Ginny came over and I showed my abbreviated photoset slideshow.
My grandma said she didn't recognize any of the stuff from Bangor (it was 54 years ago) and said most of what she remembers was the hospital (she gave birth to my uncle while she was there) and said Wales was nice. I boggled, because all I used to hear about Bangor was how they had no heat and no one spoke English and the language sounded like chicken scratch and so on. I mean, I'm pleased to hear vague nice things rather than the same negative things I've heard many times before, but still.
I got asked not only what my favorite place was and whether I would go back, but where I was planning to go for my next trip. Uh, I just got back from this trip two weeks ago. So I talked about how there are rumors that the people who work at the library in Norwood will do a 9-day cruise to the islands off the coast of Portugal next summer and how if they do I totally think I should get to go. (I doubt this trip will happen, though, so all I'm planning on for next year is WriterCon.)
My mom have me a card with a dog on the front wearing a party hat with his nose up. On the inside, it said: "Do I smell birthday cake?" under which my mother had written: "Isn't that why you're here?" So true. I always forget quite what my mom's cake (vegan chocolate cake with cream cheese [and almond flavouring] frosting) tastes like, but it continues to be delicious (and to give me this good memory feeling, because it's the birthday cake we've always had).
***
Thursday night, Eric e-mailed me (but to my HBS address, so I didn't see it until Friday morning):
Dear Elizabeth,I responded: What time on Saturday are you planning on going?

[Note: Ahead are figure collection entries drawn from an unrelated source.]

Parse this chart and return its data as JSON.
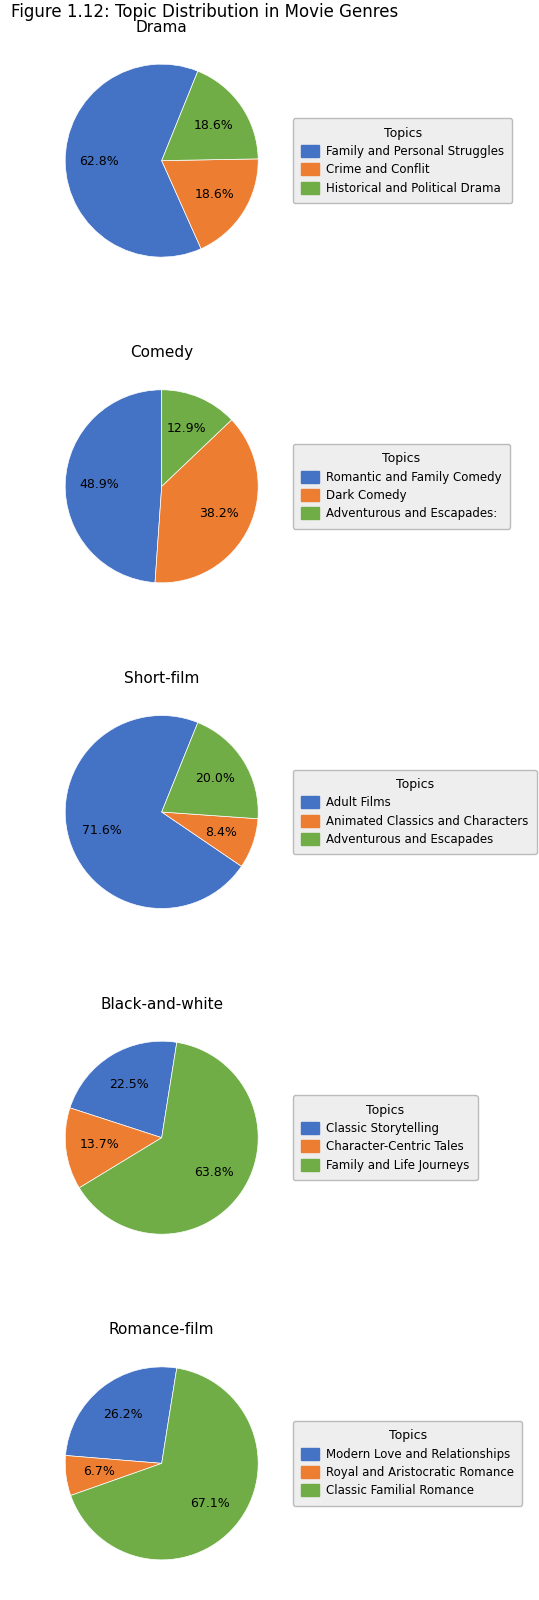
{
  "figure_title": "Figure 1.12: Topic Distribution in Movie Genres",
  "genres": [
    {
      "title": "Drama",
      "values": [
        62.8,
        18.6,
        18.6
      ],
      "labels": [
        "Family and Personal Struggles",
        "Crime and Conflit",
        "Historical and Political Drama"
      ],
      "colors": [
        "#4472c4",
        "#ed7d31",
        "#70ad47"
      ],
      "startangle": -112,
      "counterclock": true
    },
    {
      "title": "Comedy",
      "values": [
        48.9,
        38.2,
        12.9
      ],
      "labels": [
        "Romantic and Family Comedy",
        "Dark Comedy",
        "Adventurous and Escapades:"
      ],
      "colors": [
        "#4472c4",
        "#ed7d31",
        "#70ad47"
      ],
      "startangle": 90,
      "counterclock": false
    },
    {
      "title": "Short-film",
      "values": [
        71.6,
        8.4,
        20.0
      ],
      "labels": [
        "Adult Films",
        "Animated Classics and Characters",
        "Adventurous and Escapades"
      ],
      "colors": [
        "#4472c4",
        "#ed7d31",
        "#70ad47"
      ],
      "startangle": 90,
      "counterclock": false
    },
    {
      "title": "Black-and-white",
      "values": [
        22.5,
        13.7,
        63.8
      ],
      "labels": [
        "Classic Storytelling",
        "Character-Centric Tales",
        "Family and Life Journeys"
      ],
      "colors": [
        "#4472c4",
        "#ed7d31",
        "#70ad47"
      ],
      "startangle": 90,
      "counterclock": false
    },
    {
      "title": "Romance-film",
      "values": [
        26.2,
        6.7,
        67.1
      ],
      "labels": [
        "Modern Love and Relationships",
        "Royal and Aristocratic Romance",
        "Classic Familial Romance"
      ],
      "colors": [
        "#4472c4",
        "#ed7d31",
        "#70ad47"
      ],
      "startangle": 90,
      "counterclock": false
    }
  ],
  "legend_title": "Topics"
}
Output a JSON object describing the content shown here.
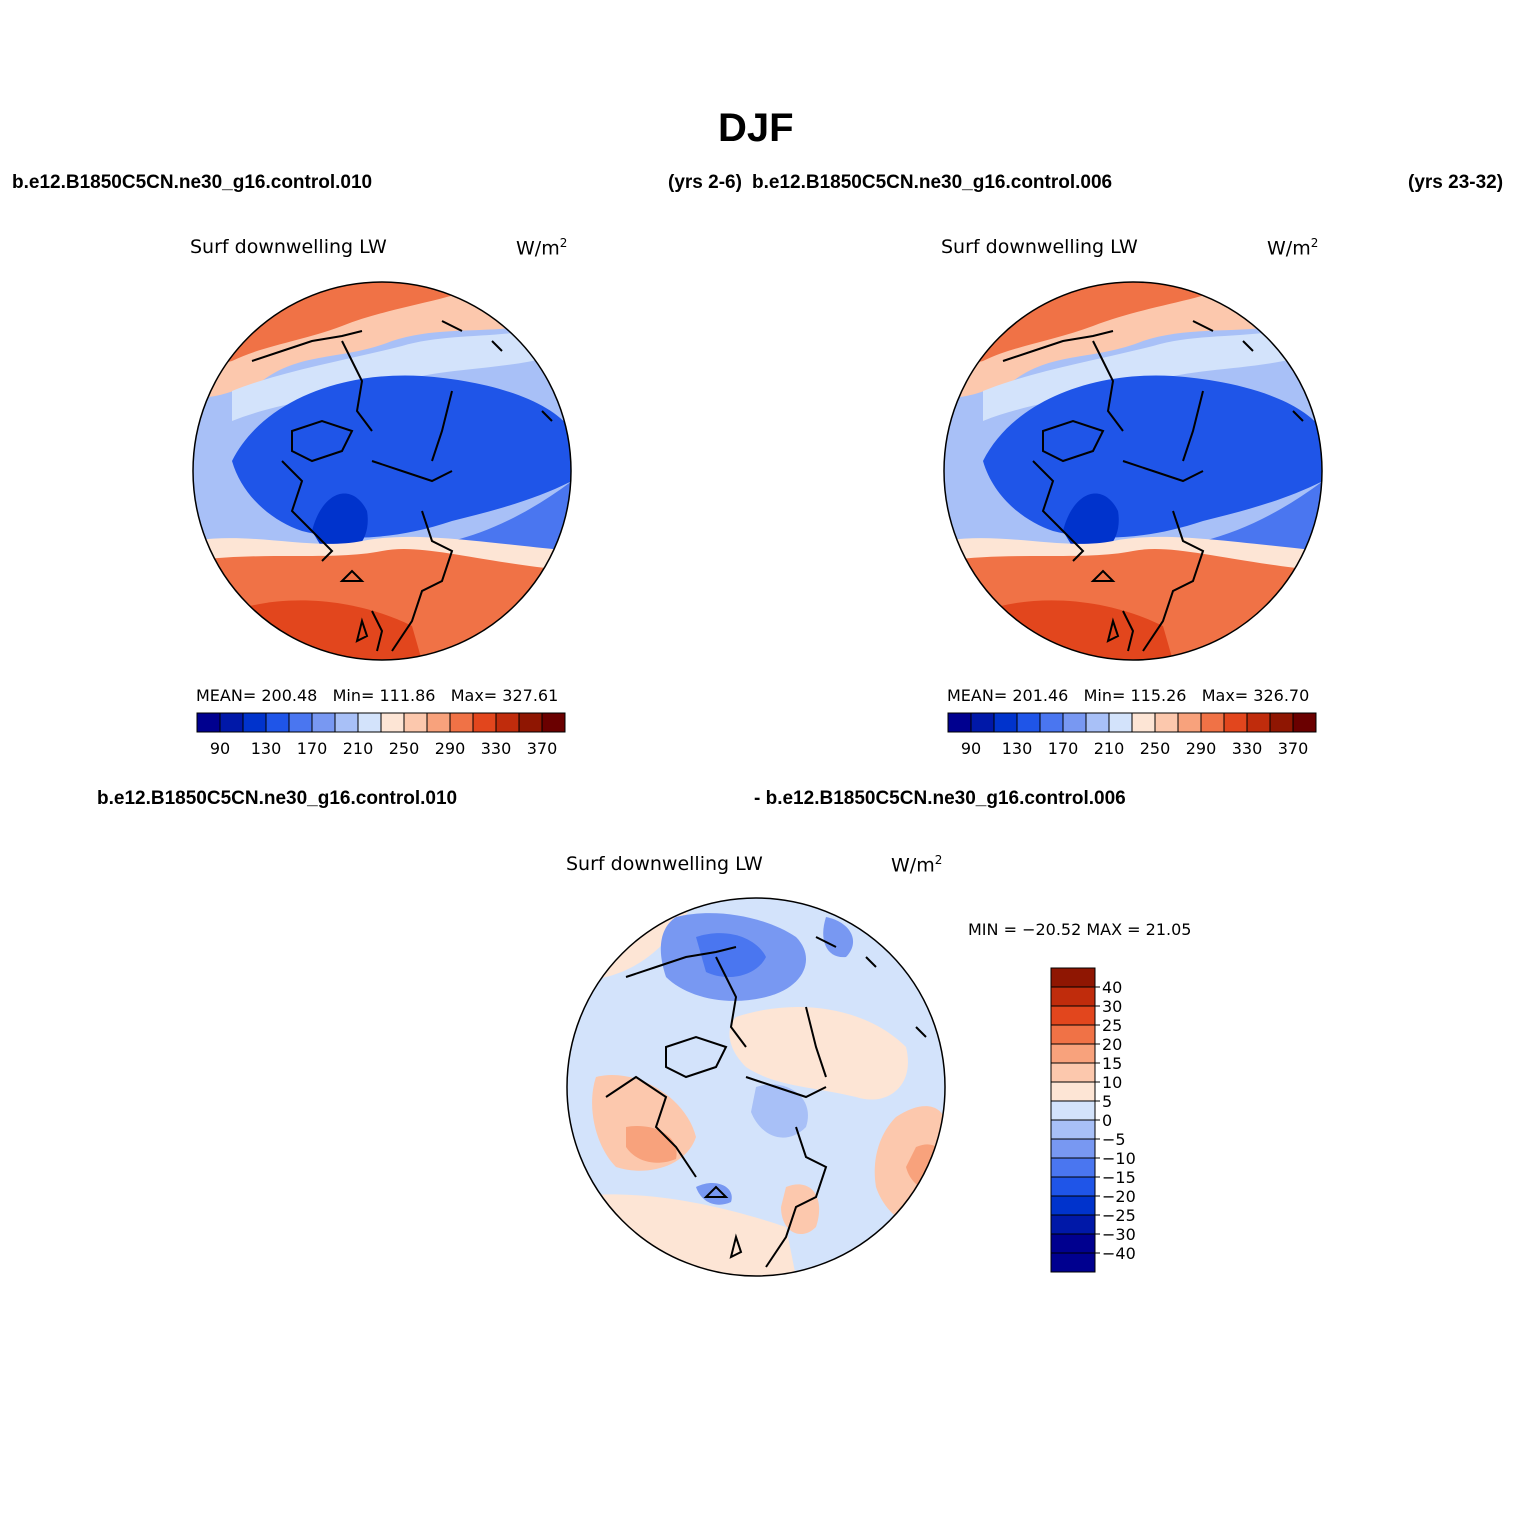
{
  "header": {
    "title": "DJF"
  },
  "top_left": {
    "case": "b.e12.B1850C5CN.ne30_g16.control.010",
    "years": "(yrs 2-6)",
    "label": "Surf downwelling LW",
    "units": "W/m",
    "units_exp": "2",
    "stats": {
      "mean_label": "MEAN=",
      "mean": "200.48",
      "min_label": "Min=",
      "min": "111.86",
      "max_label": "Max=",
      "max": "327.61"
    }
  },
  "top_right": {
    "case": "b.e12.B1850C5CN.ne30_g16.control.006",
    "years": "(yrs 23-32)",
    "label": "Surf downwelling LW",
    "units": "W/m",
    "units_exp": "2",
    "stats": {
      "mean_label": "MEAN=",
      "mean": "201.46",
      "min_label": "Min=",
      "min": "115.26",
      "max_label": "Max=",
      "max": "326.70"
    }
  },
  "diff": {
    "case_a": "b.e12.B1850C5CN.ne30_g16.control.010",
    "case_b": "- b.e12.B1850C5CN.ne30_g16.control.006",
    "label": "Surf downwelling LW",
    "units": "W/m",
    "units_exp": "2",
    "minmax": "MIN = −20.52 MAX =  21.05"
  },
  "colorbars": {
    "abs_colors": [
      "#00008f",
      "#0018a8",
      "#0033cc",
      "#1f55e8",
      "#4a76f0",
      "#7898f2",
      "#a8c0f7",
      "#d3e3fb",
      "#fde5d5",
      "#fcc8ad",
      "#f8a27c",
      "#f07246",
      "#e2461d",
      "#c02c0c",
      "#8f1602",
      "#6a0000"
    ],
    "abs_ticks": [
      "90",
      "130",
      "170",
      "210",
      "250",
      "290",
      "330",
      "370"
    ],
    "diff_colors": [
      "#00008f",
      "#0018a8",
      "#0033cc",
      "#1f55e8",
      "#4a76f0",
      "#7898f2",
      "#a8c0f7",
      "#d3e3fb",
      "#fde5d5",
      "#fcc8ad",
      "#f8a27c",
      "#f07246",
      "#e2461d",
      "#c02c0c",
      "#8f1602"
    ],
    "diff_ticks": [
      "40",
      "30",
      "25",
      "20",
      "15",
      "10",
      "5",
      "0",
      "−5",
      "−10",
      "−15",
      "−20",
      "−25",
      "−30",
      "−40"
    ]
  },
  "colors": {
    "deep_blue": "#1f55e8",
    "mid_blue": "#4a76f0",
    "light_blue": "#a8c0f7",
    "pale_blue": "#d3e3fb",
    "pale_red": "#fde5d5",
    "orange": "#f07246",
    "red_orange": "#e2461d"
  }
}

Didn't know if you responded to Mike's message the other day about Saturday,let us know. Also, if you could bring the DVD's i lent you in I'd appreciate it.
Eric: Does it matter? Would you really pass up a chance to see me belt out power ballads like a pro?

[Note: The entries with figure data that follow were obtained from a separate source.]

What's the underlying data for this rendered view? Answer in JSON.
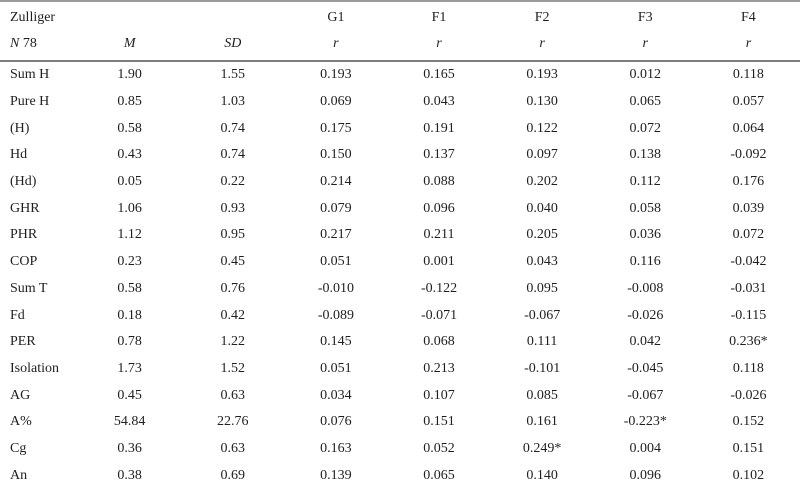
{
  "table": {
    "header": {
      "corner_line1": "Zulliger",
      "corner_line2_italic": "N",
      "corner_line2_rest": "78",
      "groups": [
        "",
        "",
        "G1",
        "F1",
        "F2",
        "F3",
        "F4"
      ],
      "subs": [
        "M",
        "SD",
        "r",
        "r",
        "r",
        "r",
        "r"
      ]
    },
    "rows": [
      {
        "label": "Sum H",
        "values": [
          "1.90",
          "1.55",
          "0.193",
          "0.165",
          "0.193",
          "0.012",
          "0.118"
        ]
      },
      {
        "label": "Pure H",
        "values": [
          "0.85",
          "1.03",
          "0.069",
          "0.043",
          "0.130",
          "0.065",
          "0.057"
        ]
      },
      {
        "label": "(H)",
        "values": [
          "0.58",
          "0.74",
          "0.175",
          "0.191",
          "0.122",
          "0.072",
          "0.064"
        ]
      },
      {
        "label": "Hd",
        "values": [
          "0.43",
          "0.74",
          "0.150",
          "0.137",
          "0.097",
          "0.138",
          "-0.092"
        ]
      },
      {
        "label": "(Hd)",
        "values": [
          "0.05",
          "0.22",
          "0.214",
          "0.088",
          "0.202",
          "0.112",
          "0.176"
        ]
      },
      {
        "label": "GHR",
        "values": [
          "1.06",
          "0.93",
          "0.079",
          "0.096",
          "0.040",
          "0.058",
          "0.039"
        ]
      },
      {
        "label": "PHR",
        "values": [
          "1.12",
          "0.95",
          "0.217",
          "0.211",
          "0.205",
          "0.036",
          "0.072"
        ]
      },
      {
        "label": "COP",
        "values": [
          "0.23",
          "0.45",
          "0.051",
          "0.001",
          "0.043",
          "0.116",
          "-0.042"
        ]
      },
      {
        "label": "Sum T",
        "values": [
          "0.58",
          "0.76",
          "-0.010",
          "-0.122",
          "0.095",
          "-0.008",
          "-0.031"
        ]
      },
      {
        "label": "Fd",
        "values": [
          "0.18",
          "0.42",
          "-0.089",
          "-0.071",
          "-0.067",
          "-0.026",
          "-0.115"
        ]
      },
      {
        "label": "PER",
        "values": [
          "0.78",
          "1.22",
          "0.145",
          "0.068",
          "0.111",
          "0.042",
          "0.236*"
        ]
      },
      {
        "label": "Isolation",
        "values": [
          "1.73",
          "1.52",
          "0.051",
          "0.213",
          "-0.101",
          "-0.045",
          "0.118"
        ]
      },
      {
        "label": "AG",
        "values": [
          "0.45",
          "0.63",
          "0.034",
          "0.107",
          "0.085",
          "-0.067",
          "-0.026"
        ]
      },
      {
        "label": "A%",
        "values": [
          "54.84",
          "22.76",
          "0.076",
          "0.151",
          "0.161",
          "-0.223*",
          "0.152"
        ]
      },
      {
        "label": "Cg",
        "values": [
          "0.36",
          "0.63",
          "0.163",
          "0.052",
          "0.249*",
          "0.004",
          "0.151"
        ]
      },
      {
        "label": "An",
        "values": [
          "0.38",
          "0.69",
          "0.139",
          "0.065",
          "0.140",
          "0.096",
          "0.102"
        ]
      }
    ]
  },
  "colors": {
    "rule_outer": "#9a9a9a",
    "rule_header": "#7d7d7d",
    "text": "#1f1f1f",
    "background": "#ffffff"
  }
}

me: *cracks up* Okay, fine, I'm sold.
He came up later (in part to say he was going to some boring mortgage talk for a free lunch) and said he'd call me, would be probably be around 8pm because that's when it was last time. He also said I had to go onstage, because last time no one did except MaryAlice and he was pissed. Uh . . . right. I don't so much sing.
Saturday night, 7:40 text message from Eric: "I don't think were going out. Been a hectic night and everything seemed to go wrong..."
Which is unfortunate for him. But in this heat, I was really fine with staying home. (I had gone grocery shopping around 6, and there was some thunder and maybe lightning and I kept hoping for those predicted thunderstorms.)
***
The syllabus for my Introduction to the Classics of Western Thought I is up.
Book list
Plato, Plato's Republic, Grube, trans. and ed., Hackett
Aristotle, The Politics of Aristotle, Barker, trans., Oxford
The Bible, Revised Standard Version [Looking at the syllabus, the assigned readings are: Genesis, Exodus 1-23, Isaiah 11, Matthew, Romans]
Augustine, City of God, Pelican
Aquinas, Aquinas on Ethics and Politics, Sigmund, ed., Norton
Hillerbrand, ed., The Protestant Reformation, Harper Torchbook
Machiavelli, The Prince
Descartes, Discourse on Method/ Meditations etc., Hackett
Hobbes, Leviathan, Pelican
Spinoza, A Theologico-Political Treatise
Locke, Second Treatise on Government
***
Heather told me about Zanna, Don't! -- "straight/gay reveresed musical fairy tale" in her words. I'm intrigued, though undecided as to whether I think I'd actually like it.
***
![[livejournal.com profile]](https://www.dreamwidth.org/img/external/lj-userinfo.gif)
She makes actual rec posts in her LJ, and I couldn't decide how to translate that terminology to my monthly (ish) website updates [now also on del.icio.us] and occasional insta!rec posts, so I just left it as-was. Interpret as seems appropriate to you.